The privilege of the writ of habeas corpus shall not be suspended, unless when in cases of rebellion or invasion, the public safety may require it.


--Article I, Section 9, clause 2

Last year, I said that the Military Commissions Act violated the U.S. Constitution. This morning, 5 United States Supreme Court Justices agreed with me. Justice Anthony Kennedy, the swing vote, wrote this:
The laws and Constitution are designed to survive, and remain in force, in extraordinary times. Liberty and security can be reconciled; and in our system they are reconciled within the framework of the law. The Framers decided that habeas corpus, a right of first importance, must be a part of that framework, a part
of that law.
BOUMEDIENE v. BUSH, 553 U. S. ____ (2008) (Slip Op., at 70). [134 page PDF]

Showing that watches Faux News and listens to talk radio, Justice Scalia wrote in his dissent that
America is at war with radical Islamists. [citing all terrorist attacks against Americans from Lebanon in 1983 until, of course, September 11,2001] ... [Terrorism by radical Islamists] has threatened further attacks against our homeland; one need only walk about buttressed and barricaded Washington, or board a plane anywhere in the country, to know that the threat is a serious one. Our Armed Forces are now in the field against the enemy, in Afghanistan and Iraq. Last week, 13 of our countrymen in arms were killed.

The game of bait-and-switch that today’s opinion plays upon the Nation’s Commander in Chief will make the war harder on us. It will almost certainly cause more Americans to be killed. That consequence would be tolerable if necessary to preserve a time-honored legal principle vital to our constitutional Republic. But it is this Court’s blatant abandonment of such a principle that produces the
decision today.
Scalia, J., dissenting (Slip Op. at 2).

The threat to America posed by these terrorists, I would counter, while serious, is nothing compared to the threats posed by the Soviet Union from 1945-1989. Literally thousands of nuclear missiles were pointed at us and could kill hundreds of millions within minutes of their launching. If left unchecked, the Axis powers during World War II could have invaded America. Many of those in GitMo are horrible criminals, but others are there simply because someone in Afghanistan or Iraq offered them up to the Americans get the reward money.
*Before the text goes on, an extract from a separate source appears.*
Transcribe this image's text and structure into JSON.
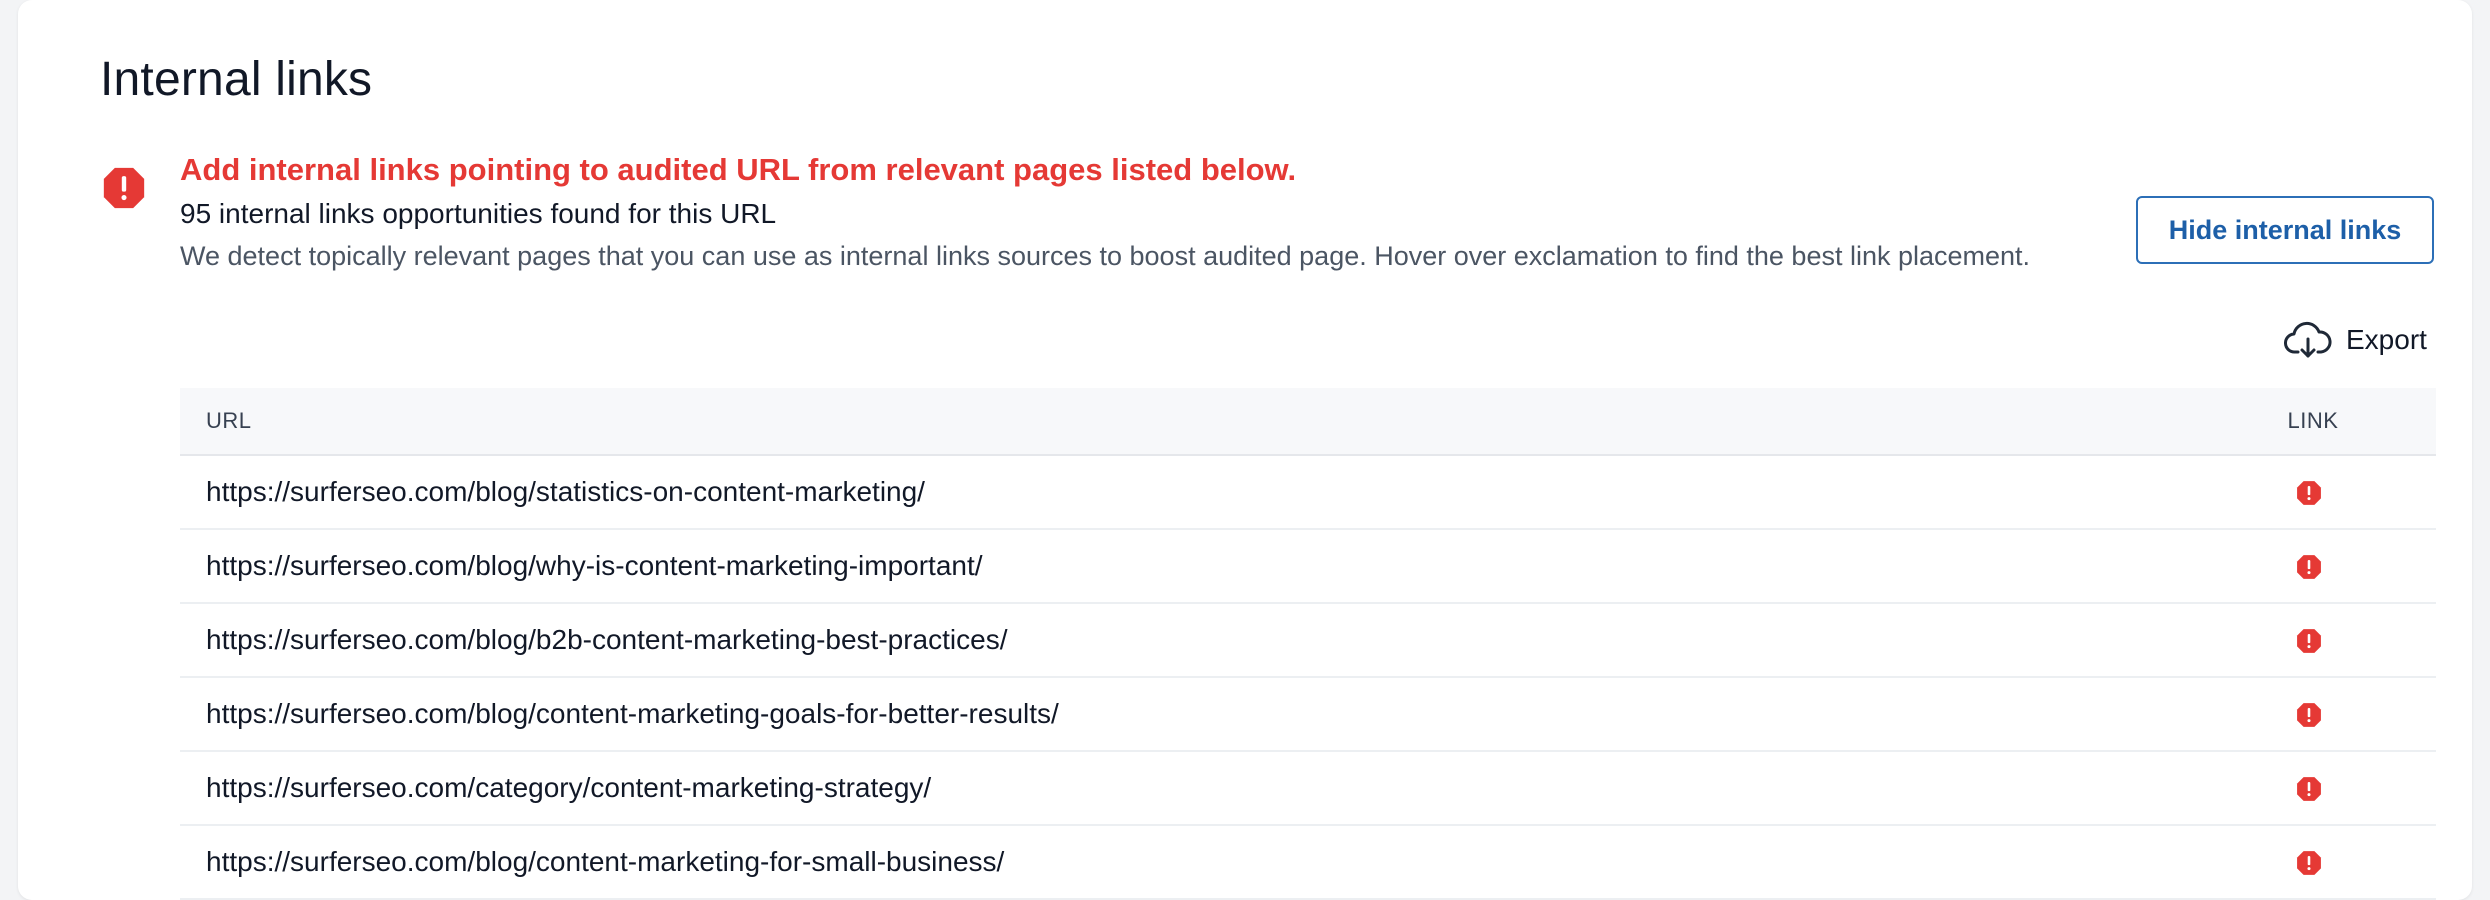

And now, thanks to the Administration's attempts to keep us safer, they have turned these innocent individuals against America and hardened the hearts of many in the Arab world. In short, they have made us less safe.

No president is above the constitution, even if the Congress acquiesces out of fear. No one man or woman in our system of government to label a person an "enemy combatant," ship them off to a U.S. territory, and throw away the key. The Great Writ, which has been part of our law since before the founding, is a necessary tool to ensure that injustices can not fester forever.

Today is a truly great day for our Judiciary, our Constitution, and our Republic. "God Save the United States and this Honorable Court!"

1 comment:

rmwarnick said...

Because some people are afraid of terrorists, four justices are ready to ditch the Constitution that we have kept for 220 years.

Thank God they were in the minority. We need a Democrat in the White House to appoint some more good jurists to the Supreme Court.